In early 2009, WTI traded at $10 a barrel discount to Brent and Saudi Arabia stopped using WTI in pricing its crude to the US.

Broken

Things cooled down and between August 2010 and the end of the year, the Brent premium averaged around $2.20 a barrel but then widened sharply, reaching close to $20 a barrel lately. WTI is now described as a "broken benchmark" and that it has become "irrelevant" as stated by Valero Energy, the famous refiners.

The reason is said to be the reduced production of WTI and the rising stocks at Cushing, Oklahoma, its sales point.

While the price in Europe is going up due to a reduced volume of Brent blend and the tension in the Middle East, inventories of WTI are reaching 38 million barrels out of the available 45 million barrels storage capacity due to reduced refinery throughput and lack of exit pipelines to the ports for export.

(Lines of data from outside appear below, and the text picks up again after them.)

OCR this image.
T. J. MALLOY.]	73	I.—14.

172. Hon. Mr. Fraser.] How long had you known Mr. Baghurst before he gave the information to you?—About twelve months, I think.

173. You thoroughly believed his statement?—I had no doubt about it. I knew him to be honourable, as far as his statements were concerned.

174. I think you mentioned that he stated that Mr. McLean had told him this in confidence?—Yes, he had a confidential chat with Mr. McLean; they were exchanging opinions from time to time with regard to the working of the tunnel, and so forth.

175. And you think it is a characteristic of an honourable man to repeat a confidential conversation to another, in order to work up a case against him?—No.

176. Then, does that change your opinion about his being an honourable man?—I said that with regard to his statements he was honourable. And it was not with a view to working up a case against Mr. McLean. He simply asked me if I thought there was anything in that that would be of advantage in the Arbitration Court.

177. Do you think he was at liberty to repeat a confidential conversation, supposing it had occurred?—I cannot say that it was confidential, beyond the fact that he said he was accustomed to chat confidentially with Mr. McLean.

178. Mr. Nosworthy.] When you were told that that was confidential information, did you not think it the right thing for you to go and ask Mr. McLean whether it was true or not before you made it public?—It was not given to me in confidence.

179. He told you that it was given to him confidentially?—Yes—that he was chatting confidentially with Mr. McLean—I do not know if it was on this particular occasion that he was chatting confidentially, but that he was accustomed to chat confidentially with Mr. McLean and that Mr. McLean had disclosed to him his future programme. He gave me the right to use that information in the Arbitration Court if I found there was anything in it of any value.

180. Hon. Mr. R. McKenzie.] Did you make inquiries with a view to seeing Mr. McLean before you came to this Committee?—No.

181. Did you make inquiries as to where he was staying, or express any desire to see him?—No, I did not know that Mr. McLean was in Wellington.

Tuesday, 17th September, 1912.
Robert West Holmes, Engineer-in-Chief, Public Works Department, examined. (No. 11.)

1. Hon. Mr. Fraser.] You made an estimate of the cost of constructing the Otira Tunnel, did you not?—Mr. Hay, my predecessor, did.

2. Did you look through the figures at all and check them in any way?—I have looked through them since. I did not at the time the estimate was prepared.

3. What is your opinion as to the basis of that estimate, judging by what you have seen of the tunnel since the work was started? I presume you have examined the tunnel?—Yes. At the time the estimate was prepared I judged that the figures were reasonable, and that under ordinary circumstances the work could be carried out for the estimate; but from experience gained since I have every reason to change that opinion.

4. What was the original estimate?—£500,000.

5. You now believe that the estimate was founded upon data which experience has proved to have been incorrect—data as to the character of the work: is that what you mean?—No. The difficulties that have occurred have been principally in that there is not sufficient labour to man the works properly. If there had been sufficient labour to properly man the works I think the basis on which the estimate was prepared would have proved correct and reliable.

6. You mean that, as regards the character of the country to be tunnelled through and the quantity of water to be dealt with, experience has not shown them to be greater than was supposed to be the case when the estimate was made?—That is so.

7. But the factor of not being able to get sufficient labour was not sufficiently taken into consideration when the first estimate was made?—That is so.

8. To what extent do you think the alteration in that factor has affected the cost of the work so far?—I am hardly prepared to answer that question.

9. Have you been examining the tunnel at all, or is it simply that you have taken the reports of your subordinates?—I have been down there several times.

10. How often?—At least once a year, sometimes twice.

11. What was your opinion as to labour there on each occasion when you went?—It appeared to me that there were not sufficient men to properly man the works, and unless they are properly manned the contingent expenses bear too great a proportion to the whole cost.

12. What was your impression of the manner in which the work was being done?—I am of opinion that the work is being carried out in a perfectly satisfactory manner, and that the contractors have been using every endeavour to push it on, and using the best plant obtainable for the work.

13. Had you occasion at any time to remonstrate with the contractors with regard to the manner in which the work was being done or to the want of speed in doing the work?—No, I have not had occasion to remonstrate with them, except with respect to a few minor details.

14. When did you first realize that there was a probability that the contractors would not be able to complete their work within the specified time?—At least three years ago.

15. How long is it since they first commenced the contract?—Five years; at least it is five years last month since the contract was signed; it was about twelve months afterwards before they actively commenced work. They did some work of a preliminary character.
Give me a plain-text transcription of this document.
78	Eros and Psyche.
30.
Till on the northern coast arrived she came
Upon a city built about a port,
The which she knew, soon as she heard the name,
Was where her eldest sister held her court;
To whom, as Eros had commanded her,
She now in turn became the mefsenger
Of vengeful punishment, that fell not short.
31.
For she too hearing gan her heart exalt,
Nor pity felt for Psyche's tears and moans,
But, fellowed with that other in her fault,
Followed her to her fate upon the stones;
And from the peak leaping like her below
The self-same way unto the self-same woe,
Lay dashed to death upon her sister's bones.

The situation is exacerbated by growing interest in trading Brent due to its more relevance to the physical market.

This may change by adding infrastructure to the WTI system but this is not expected shortly and it may be necessary for oil producers to start looking for other solutions. The reduced flow of Brent blend may also make it one day a "broken benchmark".

Indicator

This will increase market volatility and Opec as the biggest exporter must attempt to find a solution to protect its interests. The Opec basket of crude comprising one major stream from each member country failed to become a benchmark perhaps because it was only intended as an indicator for the organisation to set its production level.

I do not claim to have a solution except setting the largest crude stream in the world, Arab Light, as the marker or to have a trading point in the Arabian Gulf where a portion of each country's crude is traded freely.

 

The writer is former head of Energy Studies Department at the Opec Secretariat in Vienna.